Non-Hermitian non-Abelian topological insulators with $\mathcal{PT}$ symmetry

We study a non-Hermitian non-Abelian topological insulator preserving $\mathcal{PT}$ symmetry, where the non-Hermitian term represents nonreciprocal hoppings. As it increases, a spontaneous $\mathcal{PT}$ symmetry breaking transition occurs in the perfect-flat band model from a real-line-gap topological insulator into an imaginary-line-gap topological insulator. By introducing a band bending term, we realize two phase transitions, where a metallic phase emerges between the above two topological insulator phases. We discuss an electric-circuit realization of non-Hermitian non-Abelian topological insulators.
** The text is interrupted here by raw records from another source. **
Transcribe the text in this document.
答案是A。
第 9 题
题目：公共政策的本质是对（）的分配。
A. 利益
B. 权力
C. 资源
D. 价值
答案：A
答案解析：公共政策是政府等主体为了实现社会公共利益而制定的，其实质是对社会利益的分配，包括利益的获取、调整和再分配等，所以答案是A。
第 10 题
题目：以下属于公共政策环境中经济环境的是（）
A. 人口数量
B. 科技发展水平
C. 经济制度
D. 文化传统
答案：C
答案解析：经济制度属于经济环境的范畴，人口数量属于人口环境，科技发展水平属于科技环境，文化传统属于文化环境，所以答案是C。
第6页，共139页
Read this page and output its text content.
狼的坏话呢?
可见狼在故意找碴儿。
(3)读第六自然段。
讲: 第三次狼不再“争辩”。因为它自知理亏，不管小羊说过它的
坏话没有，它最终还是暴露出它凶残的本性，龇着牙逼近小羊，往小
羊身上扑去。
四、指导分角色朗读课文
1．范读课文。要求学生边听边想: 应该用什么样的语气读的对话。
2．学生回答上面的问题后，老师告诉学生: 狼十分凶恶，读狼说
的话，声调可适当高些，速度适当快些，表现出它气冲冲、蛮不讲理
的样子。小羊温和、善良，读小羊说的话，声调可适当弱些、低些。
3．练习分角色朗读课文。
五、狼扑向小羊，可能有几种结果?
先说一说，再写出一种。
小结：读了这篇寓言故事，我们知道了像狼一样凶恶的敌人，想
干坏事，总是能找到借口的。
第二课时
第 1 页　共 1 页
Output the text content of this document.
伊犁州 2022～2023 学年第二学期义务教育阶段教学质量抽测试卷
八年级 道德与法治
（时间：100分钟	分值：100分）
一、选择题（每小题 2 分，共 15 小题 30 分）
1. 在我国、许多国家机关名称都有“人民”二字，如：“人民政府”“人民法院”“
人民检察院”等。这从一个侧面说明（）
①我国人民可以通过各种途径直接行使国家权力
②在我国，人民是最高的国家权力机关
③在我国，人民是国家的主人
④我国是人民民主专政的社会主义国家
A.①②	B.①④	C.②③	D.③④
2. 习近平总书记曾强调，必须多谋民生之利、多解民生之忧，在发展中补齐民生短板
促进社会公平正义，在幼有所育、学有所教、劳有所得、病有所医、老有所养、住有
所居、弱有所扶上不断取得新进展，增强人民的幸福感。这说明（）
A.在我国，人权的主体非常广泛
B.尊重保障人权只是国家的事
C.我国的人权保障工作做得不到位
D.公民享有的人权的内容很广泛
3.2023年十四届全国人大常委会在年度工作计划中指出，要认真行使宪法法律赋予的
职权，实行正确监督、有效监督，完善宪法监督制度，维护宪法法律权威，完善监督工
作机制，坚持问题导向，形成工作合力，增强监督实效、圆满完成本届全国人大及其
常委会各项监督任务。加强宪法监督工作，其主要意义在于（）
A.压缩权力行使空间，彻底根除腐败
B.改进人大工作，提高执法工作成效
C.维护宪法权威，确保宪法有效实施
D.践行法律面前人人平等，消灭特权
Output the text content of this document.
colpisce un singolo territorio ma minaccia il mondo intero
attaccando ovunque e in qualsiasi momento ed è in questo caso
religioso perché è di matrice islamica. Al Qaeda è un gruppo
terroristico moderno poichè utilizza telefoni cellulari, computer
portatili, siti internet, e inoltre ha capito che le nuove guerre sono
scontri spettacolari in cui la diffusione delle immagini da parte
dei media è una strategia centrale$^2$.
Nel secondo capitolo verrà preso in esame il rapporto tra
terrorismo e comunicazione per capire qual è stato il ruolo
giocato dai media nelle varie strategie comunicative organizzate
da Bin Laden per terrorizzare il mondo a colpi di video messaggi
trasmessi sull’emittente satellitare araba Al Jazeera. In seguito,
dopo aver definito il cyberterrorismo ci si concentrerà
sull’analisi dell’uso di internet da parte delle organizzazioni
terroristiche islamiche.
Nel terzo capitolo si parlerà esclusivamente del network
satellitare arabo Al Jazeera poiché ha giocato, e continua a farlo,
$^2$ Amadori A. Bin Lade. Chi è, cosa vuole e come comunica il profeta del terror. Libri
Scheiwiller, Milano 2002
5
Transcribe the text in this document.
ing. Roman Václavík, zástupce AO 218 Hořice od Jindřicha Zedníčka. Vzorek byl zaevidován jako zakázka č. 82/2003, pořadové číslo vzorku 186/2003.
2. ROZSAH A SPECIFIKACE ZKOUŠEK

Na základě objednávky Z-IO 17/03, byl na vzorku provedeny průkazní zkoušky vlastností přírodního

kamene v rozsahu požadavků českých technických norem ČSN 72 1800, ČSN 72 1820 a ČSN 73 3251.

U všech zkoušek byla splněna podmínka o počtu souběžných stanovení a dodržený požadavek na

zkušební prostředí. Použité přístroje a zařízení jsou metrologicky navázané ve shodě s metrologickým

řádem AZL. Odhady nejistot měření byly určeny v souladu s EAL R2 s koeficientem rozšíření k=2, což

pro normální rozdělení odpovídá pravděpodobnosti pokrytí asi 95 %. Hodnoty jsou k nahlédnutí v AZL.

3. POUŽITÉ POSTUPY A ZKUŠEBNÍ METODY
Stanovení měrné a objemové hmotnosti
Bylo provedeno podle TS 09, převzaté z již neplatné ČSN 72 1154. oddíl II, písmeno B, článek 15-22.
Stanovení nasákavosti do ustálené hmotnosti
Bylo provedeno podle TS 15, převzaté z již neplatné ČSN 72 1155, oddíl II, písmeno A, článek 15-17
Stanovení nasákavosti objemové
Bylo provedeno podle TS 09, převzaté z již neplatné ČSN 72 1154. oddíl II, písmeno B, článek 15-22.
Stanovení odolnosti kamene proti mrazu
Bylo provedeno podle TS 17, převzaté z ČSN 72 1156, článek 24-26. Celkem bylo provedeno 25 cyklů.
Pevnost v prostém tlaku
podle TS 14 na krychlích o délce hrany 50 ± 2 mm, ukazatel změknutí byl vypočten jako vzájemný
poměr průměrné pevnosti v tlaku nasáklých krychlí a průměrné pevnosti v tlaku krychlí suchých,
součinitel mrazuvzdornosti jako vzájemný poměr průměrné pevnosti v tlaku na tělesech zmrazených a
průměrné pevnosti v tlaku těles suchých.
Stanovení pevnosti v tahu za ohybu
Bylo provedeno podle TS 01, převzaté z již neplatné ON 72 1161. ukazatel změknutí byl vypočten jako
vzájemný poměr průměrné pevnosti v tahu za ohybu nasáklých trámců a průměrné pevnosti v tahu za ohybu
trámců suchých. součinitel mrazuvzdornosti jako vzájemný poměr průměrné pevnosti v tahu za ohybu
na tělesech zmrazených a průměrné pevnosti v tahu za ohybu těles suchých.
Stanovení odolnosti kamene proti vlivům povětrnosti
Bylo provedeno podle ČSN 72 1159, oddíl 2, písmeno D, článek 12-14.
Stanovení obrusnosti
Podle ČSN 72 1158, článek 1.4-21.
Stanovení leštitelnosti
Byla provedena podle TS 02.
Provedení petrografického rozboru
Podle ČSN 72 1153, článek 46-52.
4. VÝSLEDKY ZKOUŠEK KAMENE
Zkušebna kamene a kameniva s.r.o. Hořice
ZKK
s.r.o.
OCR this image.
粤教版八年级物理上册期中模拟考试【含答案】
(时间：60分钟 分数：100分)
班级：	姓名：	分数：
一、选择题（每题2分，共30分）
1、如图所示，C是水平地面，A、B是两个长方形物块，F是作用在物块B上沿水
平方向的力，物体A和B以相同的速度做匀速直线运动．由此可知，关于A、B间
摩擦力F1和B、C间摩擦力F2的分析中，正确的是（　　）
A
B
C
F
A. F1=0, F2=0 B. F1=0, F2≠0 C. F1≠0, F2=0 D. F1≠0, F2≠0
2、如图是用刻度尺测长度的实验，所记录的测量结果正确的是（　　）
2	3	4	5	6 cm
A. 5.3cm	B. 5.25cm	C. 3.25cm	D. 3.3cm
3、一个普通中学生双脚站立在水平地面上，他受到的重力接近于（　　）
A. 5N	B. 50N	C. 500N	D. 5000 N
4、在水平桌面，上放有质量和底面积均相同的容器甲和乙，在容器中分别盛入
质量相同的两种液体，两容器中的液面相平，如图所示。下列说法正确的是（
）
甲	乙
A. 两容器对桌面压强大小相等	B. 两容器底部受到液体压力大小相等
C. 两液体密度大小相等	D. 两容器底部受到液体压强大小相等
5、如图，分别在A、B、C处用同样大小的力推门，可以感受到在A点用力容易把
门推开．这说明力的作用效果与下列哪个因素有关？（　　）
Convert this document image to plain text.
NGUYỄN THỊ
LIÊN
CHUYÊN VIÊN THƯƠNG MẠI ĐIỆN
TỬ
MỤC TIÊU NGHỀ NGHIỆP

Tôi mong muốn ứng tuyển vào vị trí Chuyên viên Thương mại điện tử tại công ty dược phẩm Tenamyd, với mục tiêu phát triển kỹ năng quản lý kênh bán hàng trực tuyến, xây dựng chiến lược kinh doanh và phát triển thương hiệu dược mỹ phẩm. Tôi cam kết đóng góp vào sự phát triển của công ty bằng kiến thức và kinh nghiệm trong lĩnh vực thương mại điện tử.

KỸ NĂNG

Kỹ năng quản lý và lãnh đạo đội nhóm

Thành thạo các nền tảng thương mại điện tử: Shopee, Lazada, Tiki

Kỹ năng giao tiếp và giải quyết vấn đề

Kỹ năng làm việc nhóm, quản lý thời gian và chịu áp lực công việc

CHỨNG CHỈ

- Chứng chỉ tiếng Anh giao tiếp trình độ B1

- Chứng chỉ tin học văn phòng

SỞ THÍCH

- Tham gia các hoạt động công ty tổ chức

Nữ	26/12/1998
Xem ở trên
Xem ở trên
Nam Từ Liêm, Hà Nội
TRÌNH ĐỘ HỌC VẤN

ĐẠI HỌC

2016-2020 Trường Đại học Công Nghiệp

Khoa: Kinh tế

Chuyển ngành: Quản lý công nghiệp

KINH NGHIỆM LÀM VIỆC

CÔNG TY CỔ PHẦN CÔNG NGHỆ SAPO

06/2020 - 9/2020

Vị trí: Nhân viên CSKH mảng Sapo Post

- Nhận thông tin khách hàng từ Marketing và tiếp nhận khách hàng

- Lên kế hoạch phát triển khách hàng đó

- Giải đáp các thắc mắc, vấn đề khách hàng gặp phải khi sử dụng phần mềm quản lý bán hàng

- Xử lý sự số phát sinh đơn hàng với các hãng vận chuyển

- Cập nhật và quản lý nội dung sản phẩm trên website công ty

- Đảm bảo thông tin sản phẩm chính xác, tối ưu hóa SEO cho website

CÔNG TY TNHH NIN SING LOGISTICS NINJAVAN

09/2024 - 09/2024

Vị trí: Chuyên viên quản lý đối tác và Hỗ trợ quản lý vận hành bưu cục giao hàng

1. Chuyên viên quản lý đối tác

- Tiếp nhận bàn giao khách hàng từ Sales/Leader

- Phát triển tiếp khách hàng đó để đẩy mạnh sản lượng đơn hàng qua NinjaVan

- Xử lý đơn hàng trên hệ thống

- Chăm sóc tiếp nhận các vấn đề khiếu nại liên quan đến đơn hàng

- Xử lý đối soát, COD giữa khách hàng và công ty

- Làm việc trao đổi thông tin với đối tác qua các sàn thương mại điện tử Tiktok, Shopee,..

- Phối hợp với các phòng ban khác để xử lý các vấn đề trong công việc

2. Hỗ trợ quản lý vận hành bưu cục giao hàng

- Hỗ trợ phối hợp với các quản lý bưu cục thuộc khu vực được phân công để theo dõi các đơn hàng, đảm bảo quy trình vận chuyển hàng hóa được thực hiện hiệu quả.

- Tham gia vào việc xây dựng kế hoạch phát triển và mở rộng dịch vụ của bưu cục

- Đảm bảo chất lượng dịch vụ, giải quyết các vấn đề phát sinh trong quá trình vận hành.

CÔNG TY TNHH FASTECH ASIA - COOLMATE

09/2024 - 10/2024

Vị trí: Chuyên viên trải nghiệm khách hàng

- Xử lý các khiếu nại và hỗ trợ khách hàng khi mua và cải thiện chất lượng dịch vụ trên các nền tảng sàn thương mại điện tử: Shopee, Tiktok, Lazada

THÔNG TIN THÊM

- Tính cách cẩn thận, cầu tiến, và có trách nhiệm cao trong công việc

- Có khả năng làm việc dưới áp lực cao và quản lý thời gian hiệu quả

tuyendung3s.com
We find that the spontaneous $\mathcal{PT}$ symmetry breaking as well as the edge states are well observed by the impedance resonance.

Figure 1

Illustration of the tight-binding Hamiltonian. (a) Hermitian and (b) non-Hermitian models. Interactions between the $\alpha$ and $\beta$ chains yield a non-Abelian topological number. All other chains shown in green act as spectators. Red arrows represent nonreciprocal hoppings.

Figure 2

Energy spectrum of the non-Hermitian Hamiltonian in nanoribbon geometry. Eigenvalues of (a1) the perfectly flat $\alpha$ and $\beta$ bands with $\xi =0$ and (a2) the bended bands with $\xi =0.5$ shown in blue. The red dots represent the topological edge states. The band structure as a function of $\xi$ with (b1) $\gamma =0$ and (b2) $\gamma =0.25$. The red lines represent the topological edge states. (c1, c2) Real part of the energy. (d1, d2) Imaginary part of the energy. We set $\xi =0$ for (c1) and (d1), while we set $\xi =0.5$ for (c2) and (d2). The bulk bands are colored in blue, while the edge states are colored in red. The spectator band is colored in green. When $\xi =0$, there are two phases, a real-line-gap topological insulator (real-TI) phase and an imaginary-line-gap topological insulator (im-TI) phase. When $\xi \ne 0$, a metallic phase emerges between these two topological insulator phases. We set ${\varepsilon }_{\alpha }=1$ and ${\varepsilon }_{\beta }=2$.

Figure 3

(a1)–(e1) Real part of the energy and (a2)–(e2) imaginary part of the energy. (a1) and (a2) for a real-line-gap topological insulator (real-TI) with $\gamma =0$; (b1) and (b2) for a phase transition point with $\gamma ={\gamma }_1=0.3$; (c1) and (c2) for a metal with $\gamma =0.4$; (d1) and (d2) for a phase transition point with $\gamma ={\gamma }_0=0.5$; (e1) and (e2) for an imaginary-line-gap topological insulator (im-TI) with $\gamma =0.6$. We set $\xi =0.2$ for all figures. See also the caption of Fig. 2.

Figure 4

Non-Abelian topological number marked in red as a function of $\gamma$ for various $\xi$. (a) $\xi =0$, (b) $\xi =-0.2$, (c) $\xi =-0.4$, (d) $\xi =0.2$, and (e) $\xi =0.4$. It is quantized at $1/2$ except for the metallic phase. In the figures, real-TI (im-TI) stands for real(imaginary)-line-gap topological insulator phase.

Figure 5

(a) Real and imaginary parts of the bulk-band energy in the $(\gamma ,\xi )$ plane. (b) Topological phase diagram in the $(\gamma ,\xi )$ plane. Metallic phase appears except for $\xi =0$. In the figure, real-TI (im-TI) stands for real(imaginary)-line-gap topological insulator phase.

Figure 6

(a) Illustration of the electric circuit corresponding to the lattice in Fig. 1. The hopping along the $\alpha$-chain ($\beta$-chain) is represented by the inductance $L$ (the capacitance $C$). (b) Negative impedance converter $R_X$ represents an imaginary hopping [40]. (c) Operational amplifier circuit $C_{\gamma }$ represents a nonreciprocal hopping [41].

Figure 7

Real and imaginary parts of impedance $Z_{aa}$ at the edge as a function of frequency $\omega$. (a1)–(a4) Hermitian model with $\gamma =0$. (b1)–(b4) Non-Hermitian model with $\gamma =0.025$, (c1)–(c4) with $\gamma =0.04$ (phase transition point ${\gamma }_1$), (d1)–(d5) with $\gamma =0.045$, (e1)–(e4) with $\gamma =0.05$ (phase transition point ${\gamma }_0$), and (f1)–(f4) with $\gamma =0.075$. We used a finite chain with open boundary condition (red) and periodic boundary condition (cyan). (a1)–(f2) $\xi =0$. (a3)–(f4) $\xi =0.2$. We set ${\varepsilon }_{\alpha }=1$ and ${\varepsilon }_{\beta }=1.1$. The length of the chain is 20.